Were you up on a ladder for this shot? Three babies, with mouths wide open - nice! I like this photo a lot more than the previous shot. Maybe you could post the raw image, so we can all try to edit it?

I wonder if the “eraser” tool might help? Or, the similar, but more powerful tool in PhotoShop. Bars-B-Gone!

While in India, I removed a whole car that was blocking my view. :slight_smile:

Anyway, just a few minutes after failing to remember how to use PhotoShop to remove details…

I wil figure out how to do this later. But I did want to see more of the bird - this was done in Luminar, to see if I even remembered how to use it.

I could, but my input here is, that even with a bird so close, focal length, speed, reactivity or sensor triggers etc. play a role in capturing the beasts in the first place.

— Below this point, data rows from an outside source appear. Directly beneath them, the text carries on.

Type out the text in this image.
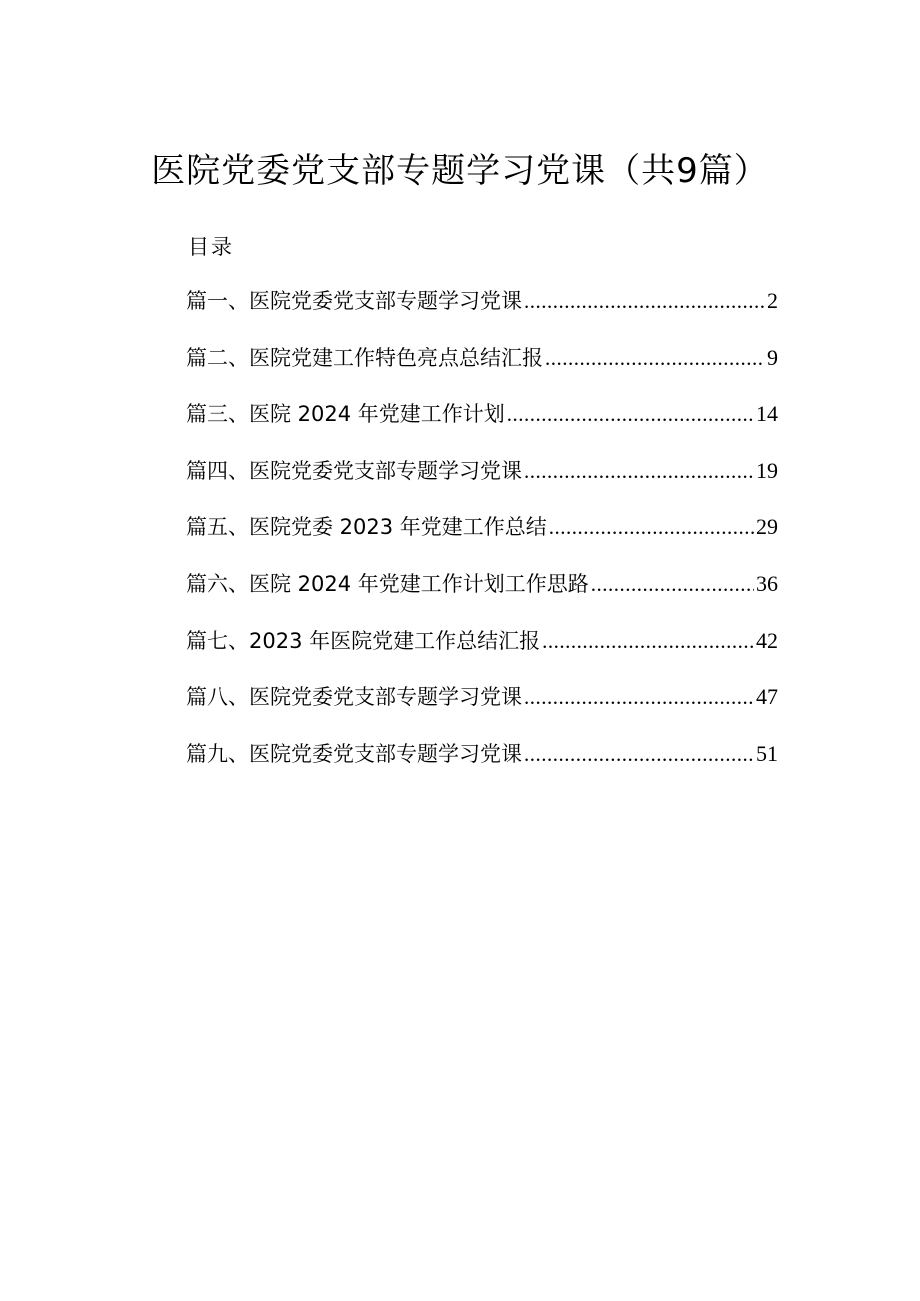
医院党委党支部专题学习党课（共9篇）
目录
篇一、医院党委党支部专题学习党课 .....	2
篇二、医院党建工作特色亮点总结汇报 .....	9
篇三、医院 2024 年党建工作计划 .....	14
篇四、医院党委党支部专题学习党课 .....	19
篇五、医院党委 2023 年党建工作总结 .....	29
篇六、医院 2024 年党建工作计划工作思路 .....	36
篇七、2023 年医院党建工作总结汇报 .....	42
篇八、医院党委党支部专题学习党课 .....	47
篇九、医院党委党支部专题学习党课 .....	51
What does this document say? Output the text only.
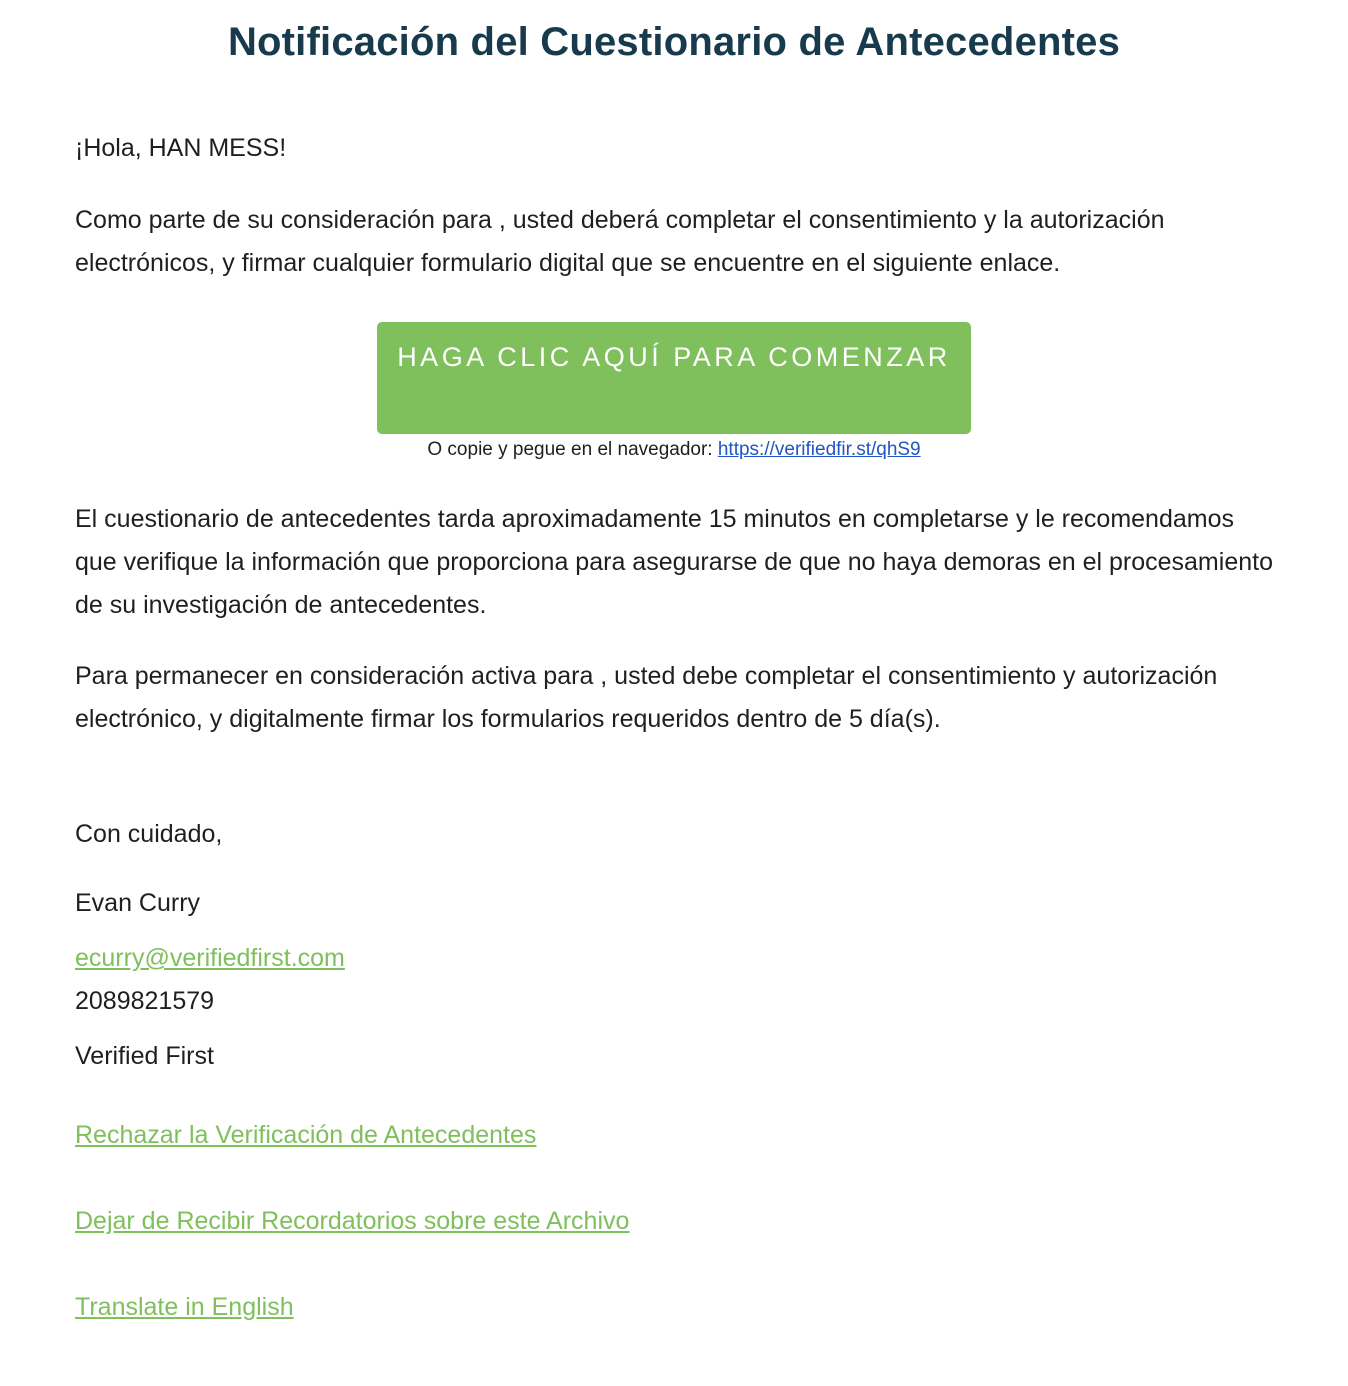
Notificación del Cuestionario de Antecedentes

¡Hola, HAN MESS!

Como parte de su consideración para , usted deberá completar el consentimiento y la autorización electrónicos, y firmar cualquier formulario digital que se encuentre en el siguiente enlace.

HAGA CLIC AQUÍ PARA COMENZAR
O copie y pegue en el navegador: https://verifiedfir.st/qhS9

El cuestionario de antecedentes tarda aproximadamente 15 minutos en completarse y le recomendamos que verifique la información que proporciona para asegurarse de que no haya demoras en el procesamiento de su investigación de antecedentes.

Para permanecer en consideración activa para , usted debe completar el consentimiento y autorización electrónico, y digitalmente firmar los formularios requeridos dentro de 5 día(s).

Con cuidado,

Evan Curry

ecurry@verifiedfirst.com

2089821579

Verified First

Rechazar la Verificación de Antecedentes
Dejar de Recibir Recordatorios sobre este Archivo
Translate in English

Makes sense to me now, but a month ago I wouldn’t have understood.

Just thinking out loud - you could take this photo every day for a while, so you can capture how the chicks grow up. I first thought there were three, but now I see four.

Thank you for posting!

A question for @Joanna - I bought the Manfrotto tripod you recommended, and I bought the Manfrotto head for the monopod my friend gave me. Maybe you (or anyone) can suggest the best way to carry a camera boy and a long lens around? Am I right that I should mount the lens on my D780, and hold the assembly by the lens? I have a camera strap that goes around my neck, but with a lens this heavy, maybe the strap should go to the lens, not the camera? I like that with the Manfrotto, it should be so easy and secure to mount a camera with Manfrotto mount onto either my tripod or monopod.